Par suite, les dispositions budgétaires et comptables prévues par l'arrêté du 12 novembre 2008 relatives aux sièges sociaux sont illégales et ne peuvent recevoir application, dans la mesure où les articles R. 314-5 et R. 314-81 ne visent pas expressément les sièges sociaux.
Plus généralement, cela signifie également qu'aucune disposition du Chapitre IV ne peut s'appliquer automatiquement aux sièges sociaux tant que cette disposition ne vise pas expressément ce cas de figure. Et la précision est d'importance puisque ce Chapitre IV (articles R. 314-1 à 314-207) constitue tout bonnement l'ensemble du droit budgétaire et comptable.

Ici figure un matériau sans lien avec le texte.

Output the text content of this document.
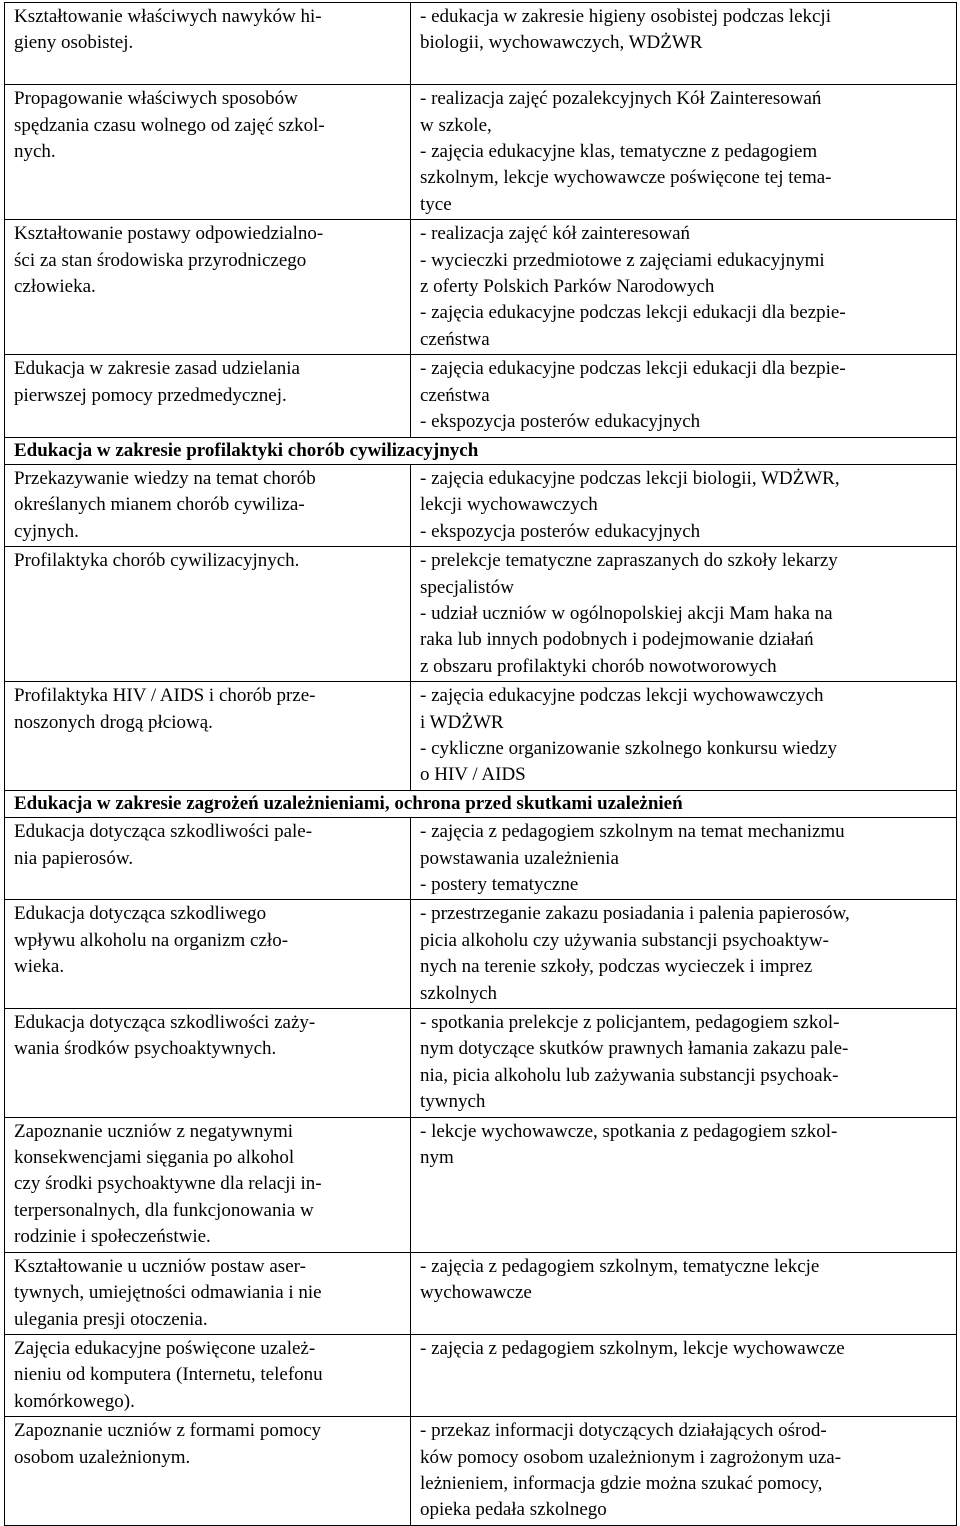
Kształtowanie właściwych nawyków hi-
gieny osobistej.	- edukacja w zakresie higieny osobistej podczas lekcji
biologii, wychowawczych, WDŻWR

Propagowanie właściwych sposobów
spędzania czasu wolnego od zajęć szkol-
nych.	- realizacja zajęć pozalekcyjnych Kół Zainteresowań
w szkole,
- zajęcia edukacyjne klas, tematyczne z pedagogiem
szkolnym, lekcje wychowawcze poświęcone tej tema-
tyce

Kształtowanie postawy odpowiedzialno-
ści za stan środowiska przyrodniczego
człowieka.	- realizacja zajęć kół zainteresowań
- wycieczki przedmiotowe z zajęciami edukacyjnymi
z oferty Polskich Parków Narodowych
- zajęcia edukacyjne podczas lekcji edukacji dla bezpie-
czeństwa

Edukacja w zakresie zasad udzielania
pierwszej pomocy przedmedycznej.	- zajęcia edukacyjne podczas lekcji edukacji dla bezpie-
czeństwa
- ekspozycja posterów edukacyjnych

Edukacja w zakresie profilaktyki chorób cywilizacyjnych	

Przekazywanie wiedzy na temat chorób
określanych mianem chorób cywiliza-
cyjnych.	- zajęcia edukacyjne podczas lekcji biologii, WDŻWR,
lekcji wychowawczych
- ekspozycja posterów edukacyjnych

Profilaktyka chorób cywilizacyjnych.	- prelekcje tematyczne zapraszanych do szkoły lekarzy
specjalistów
- udział uczniów w ogólnopolskiej akcji Mam haka na
raka lub innych podobnych i podejmowanie działań
z obszaru profilaktyki chorób nowotworowych

Profilaktyka HIV / AIDS i chorób prze-
noszonych drogą płciową.	- zajęcia edukacyjne podczas lekcji wychowawczych
i WDŻWR
- cykliczne organizowanie szkolnego konkursu wiedzy
o HIV / AIDS

Edukacja w zakresie zagrożeń uzależnieniami, ochrona przed skutkami uzależnień	

Edukacja dotycząca szkodliwości pale-
nia papierosów.	- zajęcia z pedagogiem szkolnym na temat mechanizmu
powstawania uzależnienia
- postery tematyczne

Edukacja dotycząca szkodliwego
wpływu alkoholu na organizm czło-
wieka.	- przestrzeganie zakazu posiadania i palenia papierosów,
picia alkoholu czy używania substancji psychoaktyw-
nych na terenie szkoły, podczas wycieczek i imprez
szkolnych

Edukacja dotycząca szkodliwości zaży-
wania środków psychoaktywnych.	- spotkania prelekcje z policjantem, pedagogiem szkol-
nym dotyczące skutków prawnych łamania zakazu pale-
nia, picia alkoholu lub zażywania substancji psychoak-
tywnych

Zapoznanie uczniów z negatywnymi
konsekwencjami sięgania po alkohol
czy środki psychoaktywne dla relacji in-
terpersonalnych, dla funkcjonowania w
rodzinie i społeczeństwie.	- lekcje wychowawcze, spotkania z pedagogiem szkol-
nym

Kształtowanie u uczniów postaw aser-
tywnych, umiejętności odmawiania i nie
ulegania presji otoczenia.	- zajęcia z pedagogiem szkolnym, tematyczne lekcje
wychowawcze

Zajęcia edukacyjne poświęcone uzależ-
nieniu od komputera (Internetu, telefonu
komórkowego).	- zajęcia z pedagogiem szkolnym, lekcje wychowawcze

Zapoznanie uczniów z formami pomocy
osobom uzależnionym.	- przekaz informacji dotyczących działających ośrod-
ków pomocy osobom uzależnionym i zagrożonym uza-
leżnieniem, informacja gdzie można szukać pomocy,
opieka pedała szkolnego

De ce point de vue, il faut constater que le régime budgétaire et comptable des sièges sociaux des organismes gestionnaires privés à but non lucratif relève des seules dispositions des article R. 314-87 à R. 314-91-11 du CASF et qu'en particulier, aucun budget ni aucun compte administratif analogues à celui des établissements et services ne sont exigibles ; seule est prévue une demande annuelle de prise en charge des frais de siège, dont la forme est gouvernée par un arrêté ministériel distinct de celui qui fixe les cadres normalisés applicables aux établissements.

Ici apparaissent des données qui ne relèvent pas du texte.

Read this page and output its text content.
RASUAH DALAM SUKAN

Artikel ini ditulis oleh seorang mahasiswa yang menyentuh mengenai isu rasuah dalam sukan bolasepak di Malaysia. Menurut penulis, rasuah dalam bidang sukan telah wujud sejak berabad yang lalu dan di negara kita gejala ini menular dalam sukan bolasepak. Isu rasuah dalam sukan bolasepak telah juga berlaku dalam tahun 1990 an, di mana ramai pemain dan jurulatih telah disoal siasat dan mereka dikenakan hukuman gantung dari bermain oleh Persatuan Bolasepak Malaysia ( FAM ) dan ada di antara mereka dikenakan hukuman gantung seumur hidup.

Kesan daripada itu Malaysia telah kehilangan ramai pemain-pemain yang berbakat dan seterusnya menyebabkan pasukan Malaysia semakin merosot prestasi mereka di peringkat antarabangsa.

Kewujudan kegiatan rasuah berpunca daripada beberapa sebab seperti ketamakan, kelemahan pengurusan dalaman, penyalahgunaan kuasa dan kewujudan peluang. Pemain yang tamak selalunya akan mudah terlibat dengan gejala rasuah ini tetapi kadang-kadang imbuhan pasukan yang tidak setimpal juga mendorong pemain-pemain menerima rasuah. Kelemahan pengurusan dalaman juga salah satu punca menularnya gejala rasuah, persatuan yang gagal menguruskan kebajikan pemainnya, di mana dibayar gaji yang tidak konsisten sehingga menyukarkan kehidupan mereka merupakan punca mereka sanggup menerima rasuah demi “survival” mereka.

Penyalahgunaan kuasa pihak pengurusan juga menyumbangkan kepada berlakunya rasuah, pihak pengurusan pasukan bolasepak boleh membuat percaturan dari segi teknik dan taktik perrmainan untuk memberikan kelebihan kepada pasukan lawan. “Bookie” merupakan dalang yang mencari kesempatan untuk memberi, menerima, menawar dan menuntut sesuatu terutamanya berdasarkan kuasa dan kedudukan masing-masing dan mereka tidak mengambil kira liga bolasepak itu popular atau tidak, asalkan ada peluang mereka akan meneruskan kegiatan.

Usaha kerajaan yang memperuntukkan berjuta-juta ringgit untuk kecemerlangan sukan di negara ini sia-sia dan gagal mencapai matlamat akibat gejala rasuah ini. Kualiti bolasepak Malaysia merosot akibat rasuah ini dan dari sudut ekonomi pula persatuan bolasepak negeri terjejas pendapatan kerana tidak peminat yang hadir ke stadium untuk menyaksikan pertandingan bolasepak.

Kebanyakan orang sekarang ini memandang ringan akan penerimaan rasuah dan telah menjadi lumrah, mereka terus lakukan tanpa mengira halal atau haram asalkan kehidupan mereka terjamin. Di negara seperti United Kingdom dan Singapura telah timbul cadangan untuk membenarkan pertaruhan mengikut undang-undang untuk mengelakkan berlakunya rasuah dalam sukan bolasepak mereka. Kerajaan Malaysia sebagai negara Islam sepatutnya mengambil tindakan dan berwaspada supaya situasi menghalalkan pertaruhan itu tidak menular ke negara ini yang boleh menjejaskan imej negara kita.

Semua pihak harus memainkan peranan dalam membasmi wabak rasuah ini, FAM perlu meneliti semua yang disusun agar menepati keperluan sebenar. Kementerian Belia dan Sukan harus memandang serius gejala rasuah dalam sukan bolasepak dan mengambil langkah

Pour la raison qui vient d'être exposée, les sièges sociaux ne peuvent pas non plus être inclus dans le périmètre d'un contrat pluriannuel d'objectifs et de moyens (CPOM). En effet, l'article R. 314-43-1 du CASF qui traite de la pluriannualité budgétaire de ces contrats ne vise que les établissements et services ; il ne désigne pas les sièges sociaux auxquels il n'est donc pas applicable.
Pour cette raison enfin, il apparaît que le titre de l'arrêté du 12 novembre 2008 est erroné en ce sens que l'article R. 314-81 - qui renvoie à l'article R. 314-5 applicable aux seuls établissements et services et alors que les sièges sociaux ne sont pas explicitement mentionnés - ne désigne en fait aucune variété d'association ou de fondation qui en relèverait : il n'en relève aucune.
Compte tenu de ces précisions, les organismes gestionnaires pourront être vigilants sur les données budgétaires et comptables qui leur sont demandées, en vérifiant pour chacune d'entre elles si elle est exigible en vertu d'une disposition budgétaire et comptable qui concerne expressément - ou non - les sièges sociaux.